What is a Spiritual Journal?

A spiritual journal is different from a regular journal. It is a written record of personal reactions on spiritual matters. A journal has benefit in itself, providing a cathartic dumping ground for thoughts, feelings and ideas.

Keeping a spiritual journal is not a mysterious process. It is simply a way of paying attention to daily life, looking at what we and others do in order to understand what God may be saying to us and asking of us.

There is no right and wrong way to keep a journal. You may find that using one kind of notebook or another or using one kind of pen or another makes a difference in how easily you can write about your responses to life. Don’t let the tools distract you. If you are more comfortable with a computer than with pen and paper, write at the computer and put a password on your journal to keep it private.
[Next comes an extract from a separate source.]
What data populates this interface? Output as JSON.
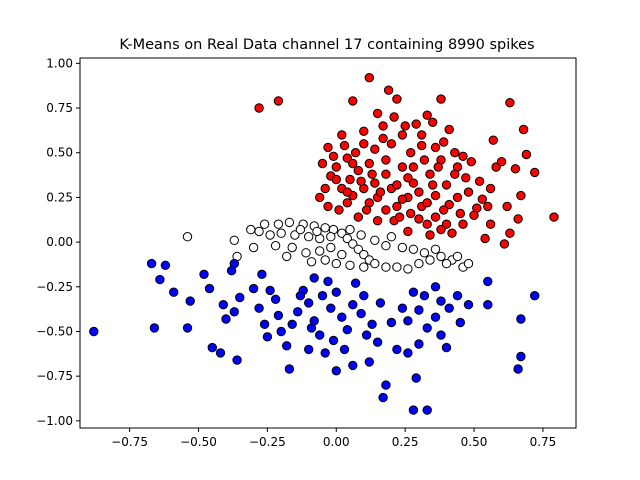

Benefits of a Spiritual Journal

  • Greater awareness of interplay of faith, personal behavior, and intent
  • Making sense and order out of life within context of scripture and/or doctrine
  • Growing in self-awareness, external perceptions, and overall understanding
  • Documentation of expressed emotions and external responses, gaining perspective
  • Clarifying beliefs in religious faith, self and others
  • Setting spiritual goals and managing time that align with values
  • Problem solving on macro and micro level, working through decision-making 

As with most spiritual practices, there are important guidelines that help to make the journal effective. The most important is that you must be honest with yourself and God when writing. You probably won’t get that right from the start. Very few have any idea of what it really means to be honest to God, and so we have to learn as we go along. Another good guideline is that the date and time should be marked with each entry.


What to Journal About?

  • Insights into daily life, interactions with others
  • Understanding and/or struggles with Bible scripture
  • Answered prayer(s)
  • Meaningful questions to explore from the Bible, other books, etc.
  • Lessons learned and/or lessons needed to be mastered

You can refer to that when you’re looking back, or trying to remember. And, it is most helpful if the entries are tied into a rhythm of regular Bible reading (such as in a lectionary cycle) and private prayer.



This article is not meant to be instructional but a polite guide for those invested in journaling and spiritual health. Consult a trusted faith leader or trusted websites for additional guidance.